When I was fairly new in sobriety, I went to a meeting one night with a friend, and the meeting was closed. There was only one other guy there, and while we didn't have an official meeting with the 3 of is, we had an awesome encounter. The guy was a little nuts, but I needed to hear what he had to say. He was another young dude, around 25, and kept on ranting about what a commodity he felt he had become in the dating world, since he became sober. He was funny as hell... kept on using the word "commodity", so it stuck with me and the friend I had gone with. For years after we talked about what a commodity we were. Anyhow, I don't remember exactly what the guy was saying, but it was along the lines of... "I show up when I say I will, I never get drunk and ruin a night for someone, I'm always OK to drive and can be the designated driver every time, nobody has to deal with my hangovers, I go to work, I'm responsible, I don't throw all my money away on weekends, I don't get drunk and cheat... I'm a frikken commodity!!!!! How cool is that!!!!" I wish I had a recording of the guy, as I can't recreate his enthusiasm and (unintended) message. It was awesome, and it stuck. He wasn't trying to sell us anything, he was just crazy happy about the fact that he no longer drank and became an awesome person for a girl to go out with.

I believe in the dating world that sober alcoholics are indeed commodities. I personally don't think I mix well in a relationship with other recovering alcoholics, but I never ruled it out, and I think we (or I should say I) mix really well with the "regular" people out there. I think we're much better partners than the heavy drinkers, and I never had any desire to have a heavy drinking as a partner anyhow. Except when I was drinking.

I think you're way off in your thinking that nobody will want to date you because you're a sober alcoholic. Stop thinking it, cuz it's not true. You're a commodity!!!!

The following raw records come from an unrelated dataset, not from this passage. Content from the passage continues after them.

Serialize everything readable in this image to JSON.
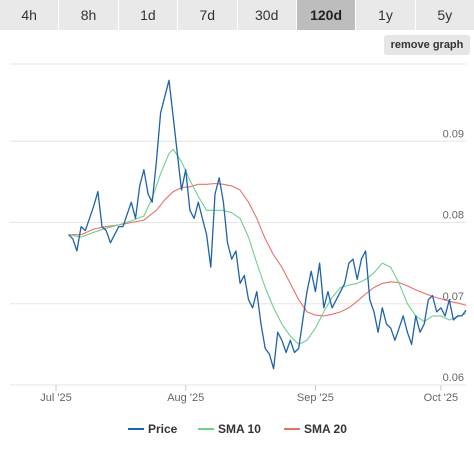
{
  "tabs": [
    {
      "label": "4h",
      "active": false
    },
    {
      "label": "8h",
      "active": false
    },
    {
      "label": "1d",
      "active": false
    },
    {
      "label": "7d",
      "active": false
    },
    {
      "label": "30d",
      "active": false
    },
    {
      "label": "120d",
      "active": true
    },
    {
      "label": "1y",
      "active": false
    },
    {
      "label": "5y",
      "active": false
    }
  ],
  "remove_graph_label": "remove graph",
  "chart_data": {
    "type": "line",
    "x_ticks": [
      "Jul '25",
      "Aug '25",
      "Sep '25",
      "Oct '25"
    ],
    "x_tick_days": [
      0,
      31,
      62,
      92
    ],
    "x_range_days": [
      -11,
      98
    ],
    "ylim": [
      0.06,
      0.1
    ],
    "y_ticks": [
      0.06,
      0.07,
      0.08,
      0.09
    ],
    "y_tick_labels": [
      "0.06",
      "0.07",
      "0.08",
      "0.09"
    ],
    "grid": true,
    "legend_position": "bottom",
    "series": [
      {
        "name": "Price",
        "color": "#1f63a8",
        "x": [
          3,
          4,
          5,
          6,
          7,
          8,
          9,
          10,
          11,
          12,
          13,
          14,
          15,
          16,
          17,
          18,
          19,
          20,
          21,
          22,
          23,
          24,
          25,
          26,
          27,
          28,
          29,
          30,
          31,
          32,
          33,
          34,
          35,
          36,
          37,
          38,
          39,
          40,
          41,
          42,
          43,
          44,
          45,
          46,
          47,
          48,
          49,
          50,
          51,
          52,
          53,
          54,
          55,
          56,
          57,
          58,
          59,
          60,
          61,
          62,
          63,
          64,
          65,
          66,
          67,
          68,
          69,
          70,
          71,
          72,
          73,
          74,
          75,
          76,
          77,
          78,
          79,
          80,
          81,
          82,
          83,
          84,
          85,
          86,
          87,
          88,
          89,
          90,
          91,
          92,
          93,
          94,
          95,
          96,
          97,
          98
        ],
        "y": [
          0.0785,
          0.078,
          0.0765,
          0.0795,
          0.079,
          0.0805,
          0.082,
          0.0838,
          0.0795,
          0.079,
          0.0775,
          0.0785,
          0.0795,
          0.0795,
          0.081,
          0.0825,
          0.0805,
          0.0845,
          0.0865,
          0.0835,
          0.0825,
          0.0875,
          0.0935,
          0.0955,
          0.0975,
          0.093,
          0.0885,
          0.084,
          0.0865,
          0.0815,
          0.0805,
          0.0825,
          0.0805,
          0.0785,
          0.0745,
          0.0835,
          0.0855,
          0.0825,
          0.0775,
          0.0755,
          0.0765,
          0.0725,
          0.0735,
          0.0705,
          0.0695,
          0.0715,
          0.0675,
          0.0645,
          0.0638,
          0.062,
          0.0665,
          0.0655,
          0.064,
          0.0655,
          0.064,
          0.0645,
          0.068,
          0.0715,
          0.074,
          0.0715,
          0.075,
          0.0695,
          0.0715,
          0.0695,
          0.0705,
          0.0715,
          0.0725,
          0.075,
          0.0755,
          0.073,
          0.0755,
          0.0765,
          0.0705,
          0.069,
          0.0665,
          0.0695,
          0.0675,
          0.067,
          0.0655,
          0.067,
          0.0685,
          0.0665,
          0.065,
          0.0685,
          0.0665,
          0.0675,
          0.0705,
          0.071,
          0.069,
          0.0695,
          0.0685,
          0.0705,
          0.068,
          0.0685,
          0.0685,
          0.0692
        ]
      },
      {
        "name": "SMA 10",
        "color": "#6fcf8f",
        "x": [
          3,
          6,
          9,
          12,
          15,
          18,
          21,
          23,
          25,
          27,
          28,
          30,
          32,
          34,
          36,
          38,
          40,
          42,
          44,
          46,
          48,
          50,
          52,
          54,
          56,
          58,
          60,
          62,
          64,
          66,
          68,
          70,
          72,
          74,
          76,
          78,
          80,
          82,
          84,
          86,
          88,
          90,
          92,
          94,
          96,
          98
        ],
        "y": [
          0.0785,
          0.0782,
          0.0788,
          0.0793,
          0.0797,
          0.0802,
          0.0808,
          0.083,
          0.086,
          0.0885,
          0.089,
          0.0875,
          0.0852,
          0.0832,
          0.0815,
          0.0815,
          0.0815,
          0.0812,
          0.0805,
          0.0782,
          0.075,
          0.072,
          0.0695,
          0.0675,
          0.066,
          0.065,
          0.0655,
          0.067,
          0.069,
          0.0708,
          0.072,
          0.0723,
          0.0725,
          0.073,
          0.0738,
          0.075,
          0.0745,
          0.0725,
          0.07,
          0.0685,
          0.0678,
          0.0685,
          0.0685,
          0.068,
          0.0684,
          0.0688
        ]
      },
      {
        "name": "SMA 20",
        "color": "#e8706c",
        "x": [
          3,
          6,
          9,
          12,
          15,
          18,
          21,
          24,
          26,
          28,
          30,
          32,
          34,
          36,
          38,
          40,
          42,
          44,
          46,
          48,
          50,
          52,
          54,
          56,
          58,
          60,
          62,
          64,
          66,
          68,
          70,
          72,
          74,
          76,
          78,
          80,
          82,
          84,
          86,
          88,
          90,
          92,
          94,
          96,
          98
        ],
        "y": [
          0.0785,
          0.0785,
          0.0792,
          0.0795,
          0.0797,
          0.08,
          0.0803,
          0.0815,
          0.0828,
          0.0838,
          0.0843,
          0.0844,
          0.0847,
          0.0847,
          0.0848,
          0.0847,
          0.0845,
          0.084,
          0.0825,
          0.0805,
          0.078,
          0.076,
          0.0745,
          0.0725,
          0.0705,
          0.069,
          0.0686,
          0.0685,
          0.0687,
          0.069,
          0.0695,
          0.0703,
          0.0712,
          0.072,
          0.0725,
          0.0727,
          0.0726,
          0.0722,
          0.0717,
          0.0713,
          0.0709,
          0.0706,
          0.0703,
          0.0701,
          0.0698
        ]
      }
    ]
  }
}
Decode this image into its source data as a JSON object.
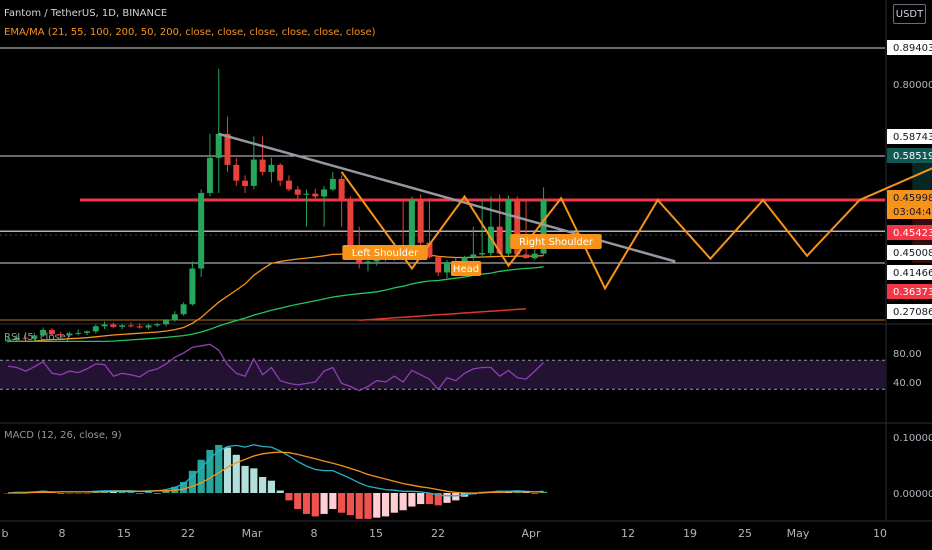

An afterthought... I never considered myself a recovering or sober alcoholic when I was dating. To the women I was dating, anyhow. I was simply a person who didn't drink. And if they wanted to know why, I'd say because my life is much better without alcohol in it. Or I just don't for health reasons. It was never an issue, and if it were it would only be an issue because that person wanted to drink more than I'd have been comfortable with anyhow.